Anzac Day is not what it used to be. One hundred and eleven years after the Gallipoli landings, the question of its place in modern Australia grows ever more pressing. Paul Daley argues that the further we move from that fateful day in 1915, the more a hard historical perspective is warranted.
The Changing Nature of Anzac Day
The pageantry and celebratory nature of today's Anzac marches stand in stark contrast to the sombre gatherings of decades past. In the years immediately following the first world war, veterans of the botched invasion and subsequent retreat from Gallipoli were still alive, and the memories of the dead haunted their comrades and families. Many survivors chose not to march, their recollections too painful and their opposition to future wars too fervent. Others marched quietly, then drank away their afternoons, returning to families who bore their pain, their medals hidden away in dusty cupboards.
The Loss of Living Memory
All Gallipoli veterans have now died, and soon they will pass from living memory entirely. Yet the events that enshrined them in Australian foundation lore continue to fire political and national imagination. In their extinction, they have been eulogised ever more, their deaths and experiences rendered with an ecclesiasticism and political reverence that obscures their human complexity. Imagination, especially collective imagination, is a potent national force. The Anzac myth has long thrived on it, deifying those involved and elevating a fledgling nation's military involvement to a nation-defining glorious defeat.

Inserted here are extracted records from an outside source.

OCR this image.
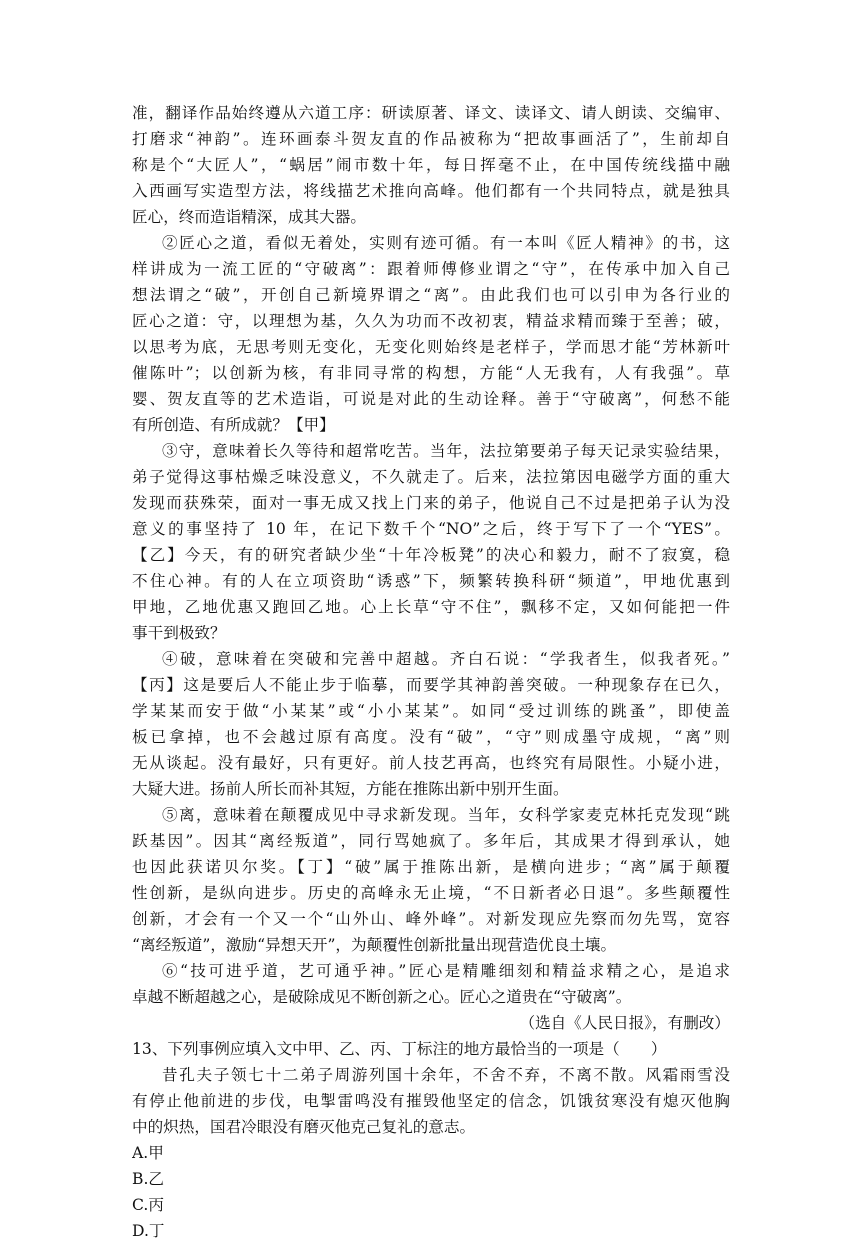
准，翻译作品始终遵从六道工序：研读原著、译文、读译文、请人朗读、交编审、
打磨求“神韵”。连环画泰斗贺友直的作品被称为“把故事画活了”，生前却自
称是个“大匠人”，“蜗居”闹市数十年，每日挥毫不止，在中国传统线描中融
入西画写实造型方法，将线描艺术推向高峰。他们都有一个共同特点，就是独具
匠心，终而造诣精深，成其大器。
②匠心之道，看似无着处，实则有迹可循。有一本叫《匠人精神》的书，这
样讲成为一流工匠的“守破离”：跟着师傅修业谓之“守”，在传承中加入自己
想法谓之“破”，开创自己新境界谓之“离”。由此我们也可以引申为各行业的
匠心之道：守，以理想为基，久久为功而不改初衷，精益求精而臻于至善；破，
以思考为底，无思考则无变化，无变化则始终是老样子，学而思才能“芳林新叶
催陈叶”；以创新为核，有非同寻常的构想，方能“人无我有，人有我强”。草
婴、贺友直等的艺术造诣，可说是对此的生动诠释。善于“守破离”，何愁不能
有所创造、有所成就？【甲】
③守，意味着长久等待和超常吃苦。当年，法拉第要弟子每天记录实验结果，
弟子觉得这事枯燥乏味没意义，不久就走了。后来，法拉第因电磁学方面的重大
发现而获殊荣，面对一事无成又找上门来的弟子，他说自己不过是把弟子认为没
意义的事坚持了 10 年，在记下数千个“NO”之后，终于写下了一个“YES”。
【乙】今天，有的研究者缺少坐“十年冷板凳”的决心和毅力，耐不了寂寞，稳
不住心神。有的人在立项资助“诱惑”下，频繁转换科研“频道”，甲地优惠到
甲地，乙地优惠又跑回乙地。心上长草“守不住”，飘移不定，又如何能把一件
事干到极致？
④破，意味着在突破和完善中超越。齐白石说：“学我者生，似我者死。”
【丙】这是要后人不能止步于临摹，而要学其神韵善突破。一种现象存在已久，
学某某而安于做“小某某”或“小小某某”。如同“受过训练的跳蚤”，即使盖
板已拿掉，也不会越过原有高度。没有“破”，“守”则成墨守成规，“离”则
无从谈起。没有最好，只有更好。前人技艺再高，也终究有局限性。小疑小进，
大疑大进。扬前人所长而补其短，方能在推陈出新中别开生面。
⑤离，意味着在颠覆成见中寻求新发现。当年，女科学家麦克林托克发现“跳
跃基因”。因其“离经叛道”，同行骂她疯了。多年后，其成果才得到承认，她
也因此获诺贝尔奖。【丁】“破”属于推陈出新，是横向进步；“离”属于颠覆
性创新，是纵向进步。历史的高峰永无止境，“不日新者必日退”。多些颠覆性
创新，才会有一个又一个“山外山、峰外峰”。对新发现应先察而勿先骂，宽容
“离经叛道”，激励“异想天开”，为颠覆性创新批量出现营造优良土壤。
⑥“技可进乎道，艺可通乎神。”匠心是精雕细刻和精益求精之心，是追求
卓越不断超越之心，是破除成见不断创新之心。匠心之道贵在“守破离”。
（选自《人民日报》，有删改）
13、下列事例应填入文中甲、乙、丙、丁标注的地方最恰当的一项是（　　）
昔孔夫子领七十二弟子周游列国十余年，不舍不弃，不离不散。风霜雨雪没
有停止他前进的步伐，电掣雷鸣没有摧毁他坚定的信念，饥饿贫寒没有熄灭他胸
中的炽热，国君冷眼没有磨灭他克己复礼的意志。
A.甲
B.乙
C.丙
D.丁
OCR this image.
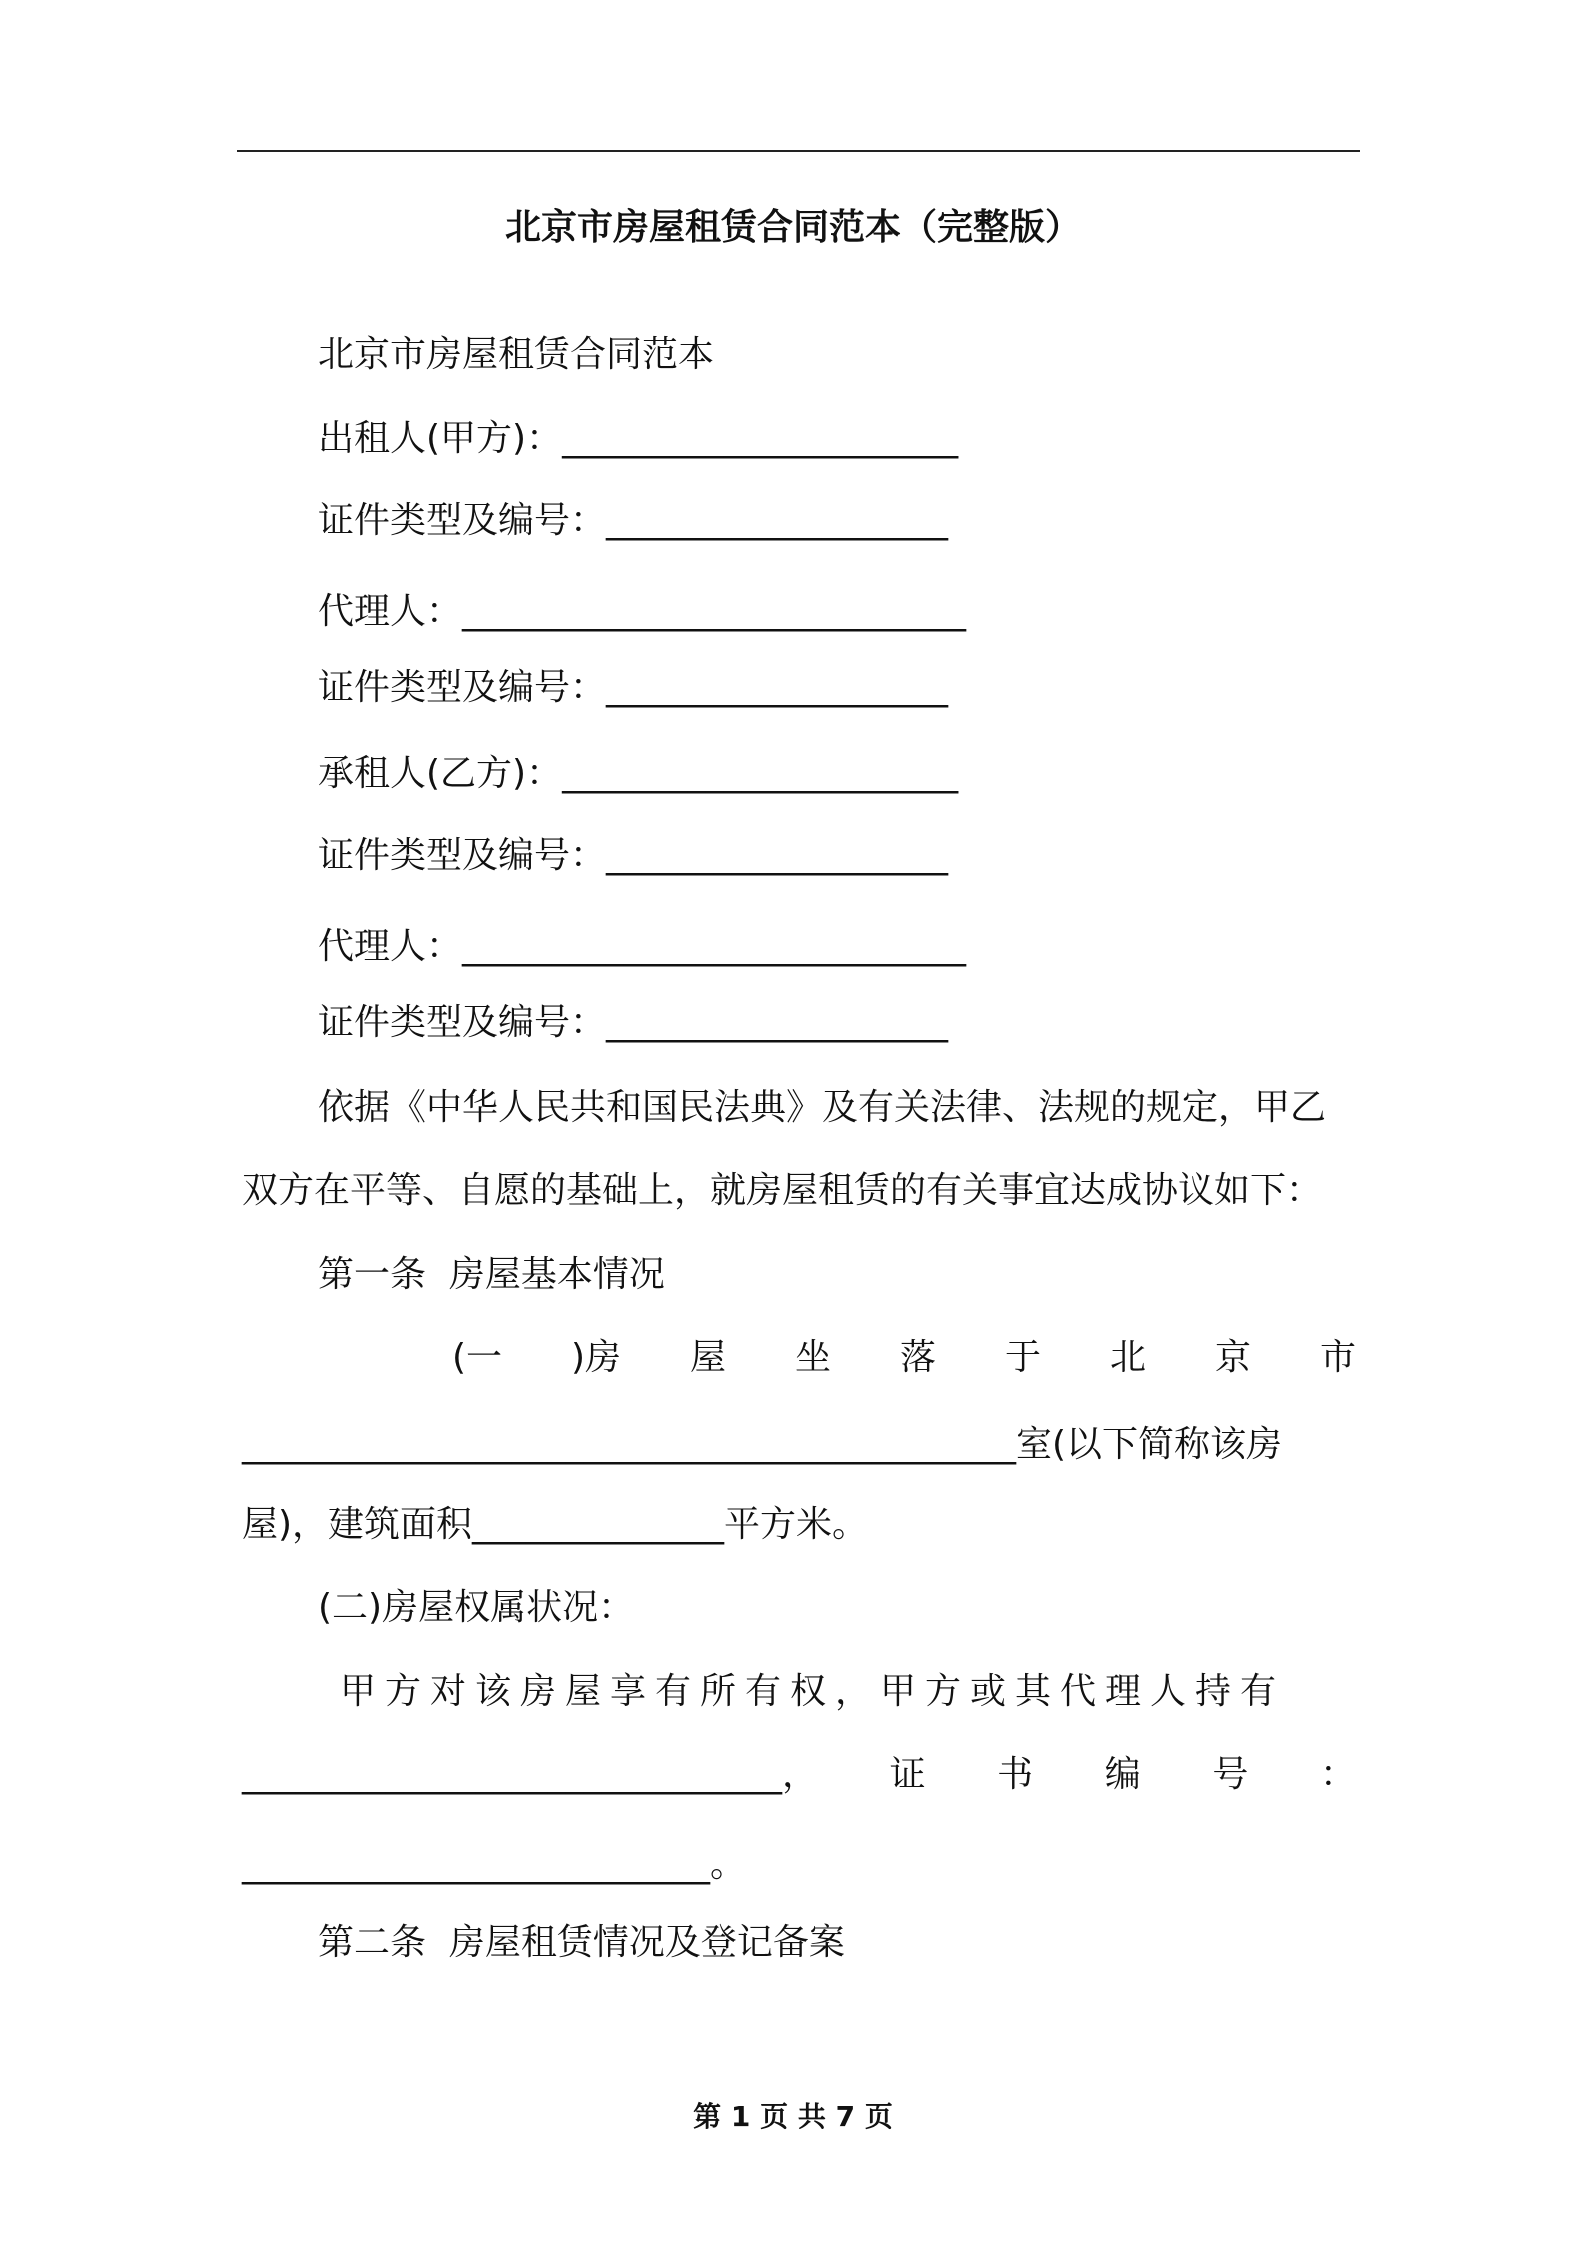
北京市房屋租赁合同范本（完整版）
北京市房屋租赁合同范本
出租人(甲方)：______________________
证件类型及编号：___________________
代理人：____________________________
证件类型及编号：___________________
承租人(乙方)：______________________
证件类型及编号：___________________
代理人：____________________________
证件类型及编号：___________________
依据《中华人民共和国民法典》及有关法律、法规的规定，甲乙
双方在平等、自愿的基础上，就房屋租赁的有关事宜达成协议如下：
第一条  房屋基本情况
(一 )房 屋 坐 落 于 北 京 市
___________________________________________室(以下简称该房
屋)，建筑面积______________平方米。
(二)房屋权属状况：
甲方对该房屋享有所有权，甲方或其代理人持有
______________________________， 证 书 编 号 ：
__________________________。
第二条  房屋租赁情况及登记备案
第 1 页 共 7 页
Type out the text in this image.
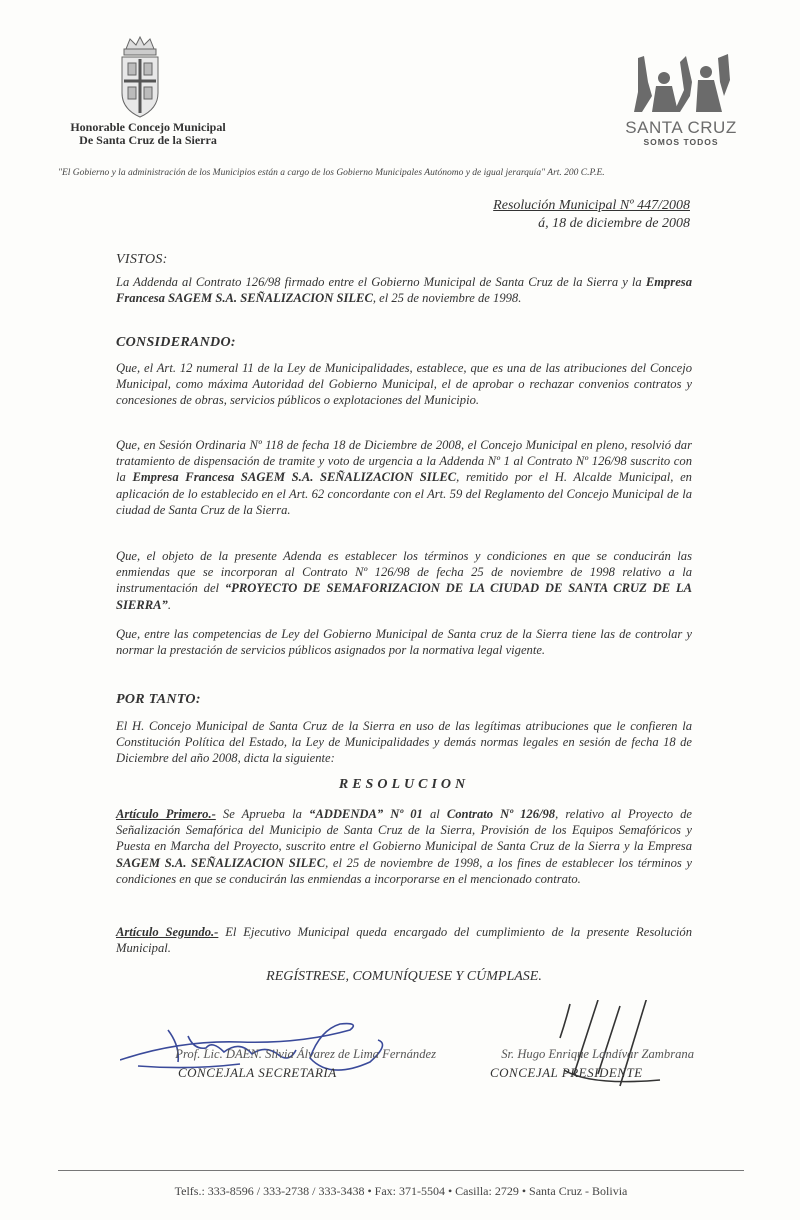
Honorable Concejo Municipal
De Santa Cruz de la Sierra
SANTA CRUZ
SOMOS TODOS
"El Gobierno y la administración de los Municipios están a cargo de los Gobierno Municipales Autónomo y de igual jerarquía" Art. 200 C.P.E.
Resolución Municipal Nº 447/2008
á, 18 de diciembre de 2008
VISTOS:
La Addenda al Contrato 126/98 firmado entre el Gobierno Municipal de Santa Cruz de la Sierra y la Empresa Francesa SAGEM S.A. SEÑALIZACION SILEC, el 25 de noviembre de 1998.
CONSIDERANDO:
Que, el Art. 12 numeral 11 de la Ley de Municipalidades, establece, que es una de las atribuciones del Concejo Municipal, como máxima Autoridad del Gobierno Municipal, el de aprobar o rechazar convenios contratos y concesiones de obras, servicios públicos o explotaciones del Municipio.
Que, en Sesión Ordinaria Nº 118 de fecha 18 de Diciembre de 2008, el Concejo Municipal en pleno, resolvió dar tratamiento de dispensación de tramite y voto de urgencia a la Addenda Nº 1 al Contrato Nº 126/98 suscrito con la Empresa Francesa SAGEM S.A. SEÑALIZACION SILEC, remitido por el H. Alcalde Municipal, en aplicación de lo establecido en el Art. 62 concordante con el Art. 59 del Reglamento del Concejo Municipal de la ciudad de Santa Cruz de la Sierra.
Que, el objeto de la presente Adenda es establecer los términos y condiciones en que se conducirán las enmiendas que se incorporan al Contrato Nº 126/98 de fecha 25 de noviembre de 1998 relativo a la instrumentación del “PROYECTO DE SEMAFORIZACION DE LA CIUDAD DE SANTA CRUZ DE LA SIERRA”.
Que, entre las competencias de Ley del Gobierno Municipal de Santa cruz de la Sierra tiene las de controlar y normar la prestación de servicios públicos asignados por la normativa legal vigente.
POR TANTO:
El H. Concejo Municipal de Santa Cruz de la Sierra en uso de las legítimas atribuciones que le confieren la Constitución Política del Estado, la Ley de Municipalidades y demás normas legales en sesión de fecha 18 de Diciembre del año 2008, dicta la siguiente:
RESOLUCION
Artículo Primero.- Se Aprueba la “ADDENDA” Nº 01 al Contrato Nº 126/98, relativo al Proyecto de Señalización Semafórica del Municipio de Santa Cruz de la Sierra, Provisión de los Equipos Semafóricos y Puesta en Marcha del Proyecto, suscrito entre el Gobierno Municipal de Santa Cruz de la Sierra y la Empresa SAGEM S.A. SEÑALIZACION SILEC, el 25 de noviembre de 1998, a los fines de establecer los términos y condiciones en que se conducirán las enmiendas a incorporarse en el mencionado contrato.
Artículo Segundo.- El Ejecutivo Municipal queda encargado del cumplimiento de la presente Resolución Municipal.
REGÍSTRESE, COMUNÍQUESE Y CÚMPLASE.
Prof. Lic. DAEN. Silvia Álvarez de Lima Fernández
CONCEJALA SECRETARIA
Sr. Hugo Enrique Landívar Zambrana
CONCEJAL PRESIDENTE
Telfs.: 333-8596 / 333-2738 / 333-3438 • Fax: 371-5504 • Casilla: 2729 • Santa Cruz - Bolivia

Australia's Changing Demographics and Secularism
The loss of so many young people in the Great War—416,000 men enlisted from a population of barely 5 million, with over 60,000 killed and 155,000 wounded—had a profound impact on the new nation's sense of self. It is worth remembering what happened and paying respect to those who served. But the further we get from Gallipoli, the more hard historical perspective is warranted, especially given how dramatically Australia has changed demographically, culturally, and in terms of religious faith over 111 years.
It is beyond time to acknowledge that insisting the Gallipoli campaign birthed the nation fallaciously denies much of continental history, including the world's oldest continuing civilisation and the frontier wars of Indigenous dispossession on which federation was built. As Gallipoli recedes into the past, it arguably becomes less relevant for a multi-racial and increasingly secular Australian society.
The Role of Christian Prayer
Yet again this 25 April, Christian prayer will define national commemorations led by political and military leaders at the Australian War Memorial, Australia's shrine to Anzac mythology. The Rationalist Society of Australia continues to lobby for a more secular approach, in line with evolving religious attitudes—Christian affiliation stood at 43.9% in 2021. But the memorial, glacial in reflecting community change, sticks with the status quo.
The Enduring Political and Cultural Potency
The historian Peter Cochrane articulated a compelling line about the Anzac myth: "Drape Anzac over an argument and, like a magic cloak, the argument becomes sacrosanct." This adage is exemplified by the war memorial's stubborn intransigence over representations of frontier wars and its defence of the war hero and alleged murderer Ben Roberts-Smith. It is beyond time to remove the cloak as Anzac becomes ever more socially anachronistic.